Their aim is to deter or bewilder by holding at risk what the Soviets have called “sympathetic targets”—objects that generate far more energy or harm once they’re hit than what’s needed to strike them. An ammo dump, a dam, a natural gas depot, a petrochemical plant would be examples—or, as we saw last summer with the 1.5 to 2.5-kiloton blast in Beirut, a store of ammonium nitrate.
Reactors, of course, are a special case. Once hit, their knock-on effects aren’t so much explosive as they are economic and, potentially, radiological. Fly an accurate armed missile or drone into a plant’s parking lot, set off an explosive, and, with zero causalities, you can shut down the plant and every other reactor within range, prompting brownouts and blackouts and likely scaring thousands to millions into hitting the road in search of safer ground. Smash the thin roof of the plant’s spent fuel pond and you can induce a regime-crushing Fukushima or Chernobyl.

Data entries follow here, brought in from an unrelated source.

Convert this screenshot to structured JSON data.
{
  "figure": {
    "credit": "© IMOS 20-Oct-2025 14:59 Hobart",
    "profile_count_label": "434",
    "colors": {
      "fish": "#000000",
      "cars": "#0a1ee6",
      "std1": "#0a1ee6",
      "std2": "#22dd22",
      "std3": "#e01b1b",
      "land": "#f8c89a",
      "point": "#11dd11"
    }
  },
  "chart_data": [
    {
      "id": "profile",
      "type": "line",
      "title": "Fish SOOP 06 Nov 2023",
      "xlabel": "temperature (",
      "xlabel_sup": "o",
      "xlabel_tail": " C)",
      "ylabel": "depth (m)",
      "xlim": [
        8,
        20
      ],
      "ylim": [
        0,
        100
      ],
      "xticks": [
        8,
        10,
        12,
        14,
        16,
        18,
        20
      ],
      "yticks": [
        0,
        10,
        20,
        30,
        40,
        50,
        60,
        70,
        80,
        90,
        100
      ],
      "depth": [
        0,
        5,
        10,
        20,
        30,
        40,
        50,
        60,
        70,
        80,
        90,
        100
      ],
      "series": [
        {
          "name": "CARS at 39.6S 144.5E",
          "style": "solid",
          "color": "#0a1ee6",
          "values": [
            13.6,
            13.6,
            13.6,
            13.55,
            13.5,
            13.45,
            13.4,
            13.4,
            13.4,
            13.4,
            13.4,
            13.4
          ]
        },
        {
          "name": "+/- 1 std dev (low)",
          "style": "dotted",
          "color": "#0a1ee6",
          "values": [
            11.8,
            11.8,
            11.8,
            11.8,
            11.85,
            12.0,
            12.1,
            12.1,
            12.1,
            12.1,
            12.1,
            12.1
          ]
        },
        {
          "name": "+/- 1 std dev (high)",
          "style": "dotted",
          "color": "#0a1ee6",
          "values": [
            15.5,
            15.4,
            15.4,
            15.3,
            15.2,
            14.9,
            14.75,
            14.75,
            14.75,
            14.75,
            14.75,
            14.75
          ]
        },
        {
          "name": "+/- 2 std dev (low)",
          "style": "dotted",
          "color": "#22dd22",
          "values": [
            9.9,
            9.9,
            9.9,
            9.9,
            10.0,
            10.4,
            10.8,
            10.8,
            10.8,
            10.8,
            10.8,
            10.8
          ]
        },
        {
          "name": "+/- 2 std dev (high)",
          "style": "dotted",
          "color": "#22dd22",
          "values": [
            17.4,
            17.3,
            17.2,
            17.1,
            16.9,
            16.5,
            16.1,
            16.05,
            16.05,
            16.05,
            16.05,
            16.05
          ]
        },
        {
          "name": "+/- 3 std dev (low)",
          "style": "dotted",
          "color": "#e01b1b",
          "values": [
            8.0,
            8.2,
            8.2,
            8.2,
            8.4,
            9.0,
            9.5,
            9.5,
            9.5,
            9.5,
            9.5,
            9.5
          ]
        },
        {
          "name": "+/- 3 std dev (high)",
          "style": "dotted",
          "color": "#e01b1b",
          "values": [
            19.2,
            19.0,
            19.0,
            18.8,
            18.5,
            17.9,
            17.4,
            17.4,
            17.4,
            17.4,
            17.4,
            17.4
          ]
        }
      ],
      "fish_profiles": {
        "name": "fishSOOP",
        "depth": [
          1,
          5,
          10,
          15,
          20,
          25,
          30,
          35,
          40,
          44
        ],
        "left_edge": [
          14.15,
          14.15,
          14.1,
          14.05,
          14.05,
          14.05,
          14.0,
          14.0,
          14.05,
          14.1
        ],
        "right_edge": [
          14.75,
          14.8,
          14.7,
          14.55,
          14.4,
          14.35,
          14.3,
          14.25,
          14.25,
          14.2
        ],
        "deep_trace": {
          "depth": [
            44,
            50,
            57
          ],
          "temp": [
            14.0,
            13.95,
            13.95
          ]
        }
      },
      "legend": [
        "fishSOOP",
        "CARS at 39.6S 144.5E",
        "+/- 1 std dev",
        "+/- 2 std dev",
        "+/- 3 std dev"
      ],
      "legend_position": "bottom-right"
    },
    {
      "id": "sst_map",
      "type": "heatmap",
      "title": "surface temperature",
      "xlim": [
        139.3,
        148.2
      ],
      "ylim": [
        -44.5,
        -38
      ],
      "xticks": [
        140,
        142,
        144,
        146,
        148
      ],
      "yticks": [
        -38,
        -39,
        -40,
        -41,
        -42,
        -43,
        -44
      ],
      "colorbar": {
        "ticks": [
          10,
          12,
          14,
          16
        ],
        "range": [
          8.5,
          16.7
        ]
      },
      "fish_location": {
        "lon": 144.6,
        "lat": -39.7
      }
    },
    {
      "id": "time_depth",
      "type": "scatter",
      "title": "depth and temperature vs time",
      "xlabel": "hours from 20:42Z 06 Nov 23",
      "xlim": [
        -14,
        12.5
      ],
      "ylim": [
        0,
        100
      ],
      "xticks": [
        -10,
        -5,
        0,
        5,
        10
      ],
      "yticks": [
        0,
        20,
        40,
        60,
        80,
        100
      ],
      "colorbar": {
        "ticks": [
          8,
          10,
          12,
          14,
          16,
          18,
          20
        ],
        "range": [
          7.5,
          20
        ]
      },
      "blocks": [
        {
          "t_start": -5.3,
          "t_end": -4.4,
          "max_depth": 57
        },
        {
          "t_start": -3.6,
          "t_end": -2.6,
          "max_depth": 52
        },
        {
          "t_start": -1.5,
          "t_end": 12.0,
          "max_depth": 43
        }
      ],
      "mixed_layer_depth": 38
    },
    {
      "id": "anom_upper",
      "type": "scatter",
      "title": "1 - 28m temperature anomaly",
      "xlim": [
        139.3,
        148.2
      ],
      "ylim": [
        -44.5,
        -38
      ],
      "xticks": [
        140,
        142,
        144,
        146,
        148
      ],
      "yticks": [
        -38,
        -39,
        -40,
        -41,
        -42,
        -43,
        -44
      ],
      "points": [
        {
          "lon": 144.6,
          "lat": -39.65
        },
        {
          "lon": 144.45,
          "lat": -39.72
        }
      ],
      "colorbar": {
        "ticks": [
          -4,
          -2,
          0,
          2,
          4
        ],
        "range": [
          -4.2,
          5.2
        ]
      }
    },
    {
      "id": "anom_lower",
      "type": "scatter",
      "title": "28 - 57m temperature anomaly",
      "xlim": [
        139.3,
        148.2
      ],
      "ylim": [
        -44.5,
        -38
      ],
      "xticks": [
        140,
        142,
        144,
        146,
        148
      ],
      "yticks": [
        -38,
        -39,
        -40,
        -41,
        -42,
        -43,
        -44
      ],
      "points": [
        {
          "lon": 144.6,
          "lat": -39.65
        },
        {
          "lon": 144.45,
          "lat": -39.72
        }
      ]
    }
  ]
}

Against this, there are defenses. For a price, buildings can be hardened with ultra-high- performance concrete. Birdcage structures can be erected around key targets to keep missiles and their munitions from coupling with their prey. High-powered microwave air defense systems, now undergoing development, can fry the high-tech drones’ electronics.
But none of these fixes should be seen as silver bullets. As was the case right after Hiroshima and Nagasaki, whoever shoots first in this brave, new missiled world is almost certain to shoot last … and win.
Seem theoretical? Perhaps, but frontline states are not waiting to find out. Consider the opinion of Israel’s chief of the General Staff, Lieutenant General Aviv Kochavi, on how best to deal with Hezbollah’s growing fleet of increasingly accurate missiles, which are being stored and built, he claims, “in every fifth house in Lebanon.” What’s needed, he argues, is an all-out preventive war against Lebanon, garnished with a dash of humanity—a warning to civilians to leave their homes before the massive attack. Never mind that this might catalyze Iran to join the fray or that, with enough innocents killed, Washington—Israel’s key protector—might freak out.
Why take these risks? Because, as one senior Israeli missile analyst recently wrote to me, Israel—and soon the rest of the world—may have no choice. With precision, he argued, non-nuclear missiles can cause nuclear effects; and “the distinction between nuclear and non- nuclear confrontation is being blurred.”
And so, as precision-missile weaponry spreads, Dr. Strangelove and our love of the macabre become new … again.
Henry Sokolski, a contributing editor of American Purpose, is the executive director of the Nonproliferation Policy Education Center and author of Underestimated: Our Not So Peaceful Nuclear Future (2d ed., 2019). He served as deputy for nonproliferation policy in the office of the U.S. secretary of defense from 1989 to 1993.